Every day she comes home—silent.
When she speaks, it’s criticism.
Lament.
How she’s ready to “move on.”
Ready to “find something new.”
How this job—this life—is “too hard” for her.
I might feel more sympathy for her if she weren’t having mood swings.
If she wasn’t constantly up and down with hormones.
Or lack of.
I’ve heard her “you used to be” speech too many times.
It’s past being sentimental.
Now:
Annoying.
Nagging.
I’ve come to hate it.
It makes me want to go to college.
To get away.
To make my own decisions.
Whatever she suggests, I want to rebel against.

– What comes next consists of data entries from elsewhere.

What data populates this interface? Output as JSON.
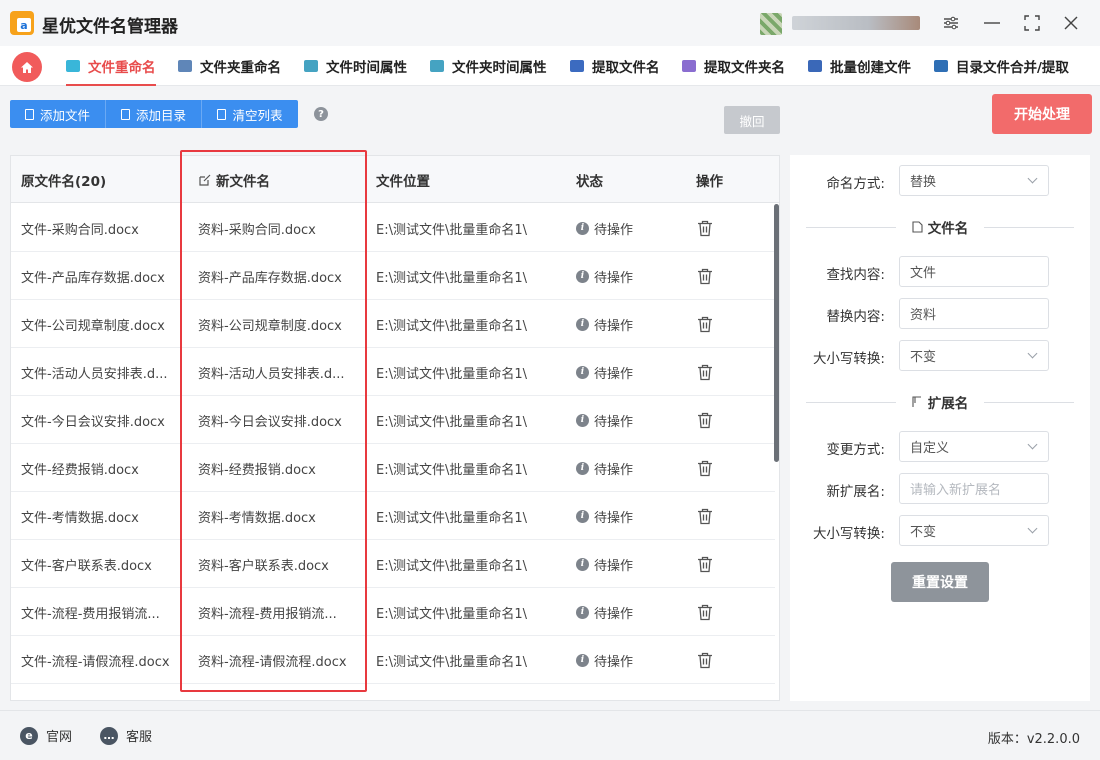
{
  "app": {
    "title": "星优文件名管理器"
  },
  "window_controls": {
    "settings": "≡",
    "minimize": "—",
    "maximize": "⛶",
    "close": "✕"
  },
  "nav": {
    "tabs": [
      {
        "label": "文件重命名",
        "active": true,
        "icon": "rename-file-icon"
      },
      {
        "label": "文件夹重命名",
        "icon": "rename-folder-icon"
      },
      {
        "label": "文件时间属性",
        "icon": "file-time-icon"
      },
      {
        "label": "文件夹时间属性",
        "icon": "folder-time-icon"
      },
      {
        "label": "提取文件名",
        "icon": "extract-filename-icon"
      },
      {
        "label": "提取文件夹名",
        "icon": "extract-foldername-icon"
      },
      {
        "label": "批量创建文件",
        "icon": "batch-create-icon"
      },
      {
        "label": "目录文件合并/提取",
        "icon": "merge-extract-icon"
      }
    ]
  },
  "toolbar": {
    "add_file": "添加文件",
    "add_dir": "添加目录",
    "clear_list": "清空列表",
    "help": "?",
    "undo": "撤回",
    "start": "开始处理"
  },
  "table": {
    "headers": {
      "original": "原文件名(20)",
      "new_name": "新文件名",
      "location": "文件位置",
      "status": "状态",
      "action": "操作"
    },
    "rows": [
      {
        "original": "文件-采购合同.docx",
        "new_name": "资料-采购合同.docx",
        "location": "E:\\测试文件\\批量重命名1\\",
        "status": "待操作"
      },
      {
        "original": "文件-产品库存数据.docx",
        "new_name": "资料-产品库存数据.docx",
        "location": "E:\\测试文件\\批量重命名1\\",
        "status": "待操作"
      },
      {
        "original": "文件-公司规章制度.docx",
        "new_name": "资料-公司规章制度.docx",
        "location": "E:\\测试文件\\批量重命名1\\",
        "status": "待操作"
      },
      {
        "original": "文件-活动人员安排表.d...",
        "new_name": "资料-活动人员安排表.d...",
        "location": "E:\\测试文件\\批量重命名1\\",
        "status": "待操作"
      },
      {
        "original": "文件-今日会议安排.docx",
        "new_name": "资料-今日会议安排.docx",
        "location": "E:\\测试文件\\批量重命名1\\",
        "status": "待操作"
      },
      {
        "original": "文件-经费报销.docx",
        "new_name": "资料-经费报销.docx",
        "location": "E:\\测试文件\\批量重命名1\\",
        "status": "待操作"
      },
      {
        "original": "文件-考情数据.docx",
        "new_name": "资料-考情数据.docx",
        "location": "E:\\测试文件\\批量重命名1\\",
        "status": "待操作"
      },
      {
        "original": "文件-客户联系表.docx",
        "new_name": "资料-客户联系表.docx",
        "location": "E:\\测试文件\\批量重命名1\\",
        "status": "待操作"
      },
      {
        "original": "文件-流程-费用报销流...",
        "new_name": "资料-流程-费用报销流...",
        "location": "E:\\测试文件\\批量重命名1\\",
        "status": "待操作"
      },
      {
        "original": "文件-流程-请假流程.docx",
        "new_name": "资料-流程-请假流程.docx",
        "location": "E:\\测试文件\\批量重命名1\\",
        "status": "待操作"
      }
    ]
  },
  "panel": {
    "naming_mode_label": "命名方式:",
    "naming_mode_value": "替换",
    "filename_section": "文件名",
    "find_label": "查找内容:",
    "find_value": "文件",
    "replace_label": "替换内容:",
    "replace_value": "资料",
    "case_label": "大小写转换:",
    "case_value": "不变",
    "ext_section": "扩展名",
    "change_mode_label": "变更方式:",
    "change_mode_value": "自定义",
    "new_ext_label": "新扩展名:",
    "new_ext_placeholder": "请输入新扩展名",
    "ext_case_label": "大小写转换:",
    "ext_case_value": "不变",
    "reset": "重置设置"
  },
  "footer": {
    "website": "官网",
    "support": "客服",
    "version": "版本：v2.2.0.0"
  },
  "colors": {
    "accent_red": "#e84c4c",
    "primary_blue": "#3b8ef0",
    "start_red": "#f26b6b"
  }
}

Here it was. Again. In the car this morning.
“You used to be happy.”
Yes. Yes, I did.
“What changed? Can you talk to me about it?”
Junior year. I want it to be over. No, I can’t talk to you about it, because I’ve heard all your pre-generated answers.
“This summer, we’re going to be active. You’re going to get your summer assignments done early so you don’t have to worry about them anymore.”
Great. I still want to leave. Spend my time in a dorm with people I don’t know. Away from you. Away from your command.
Away. From your so-called wisdom and attempts at insight.
Try not to torture my sister while I’m gone.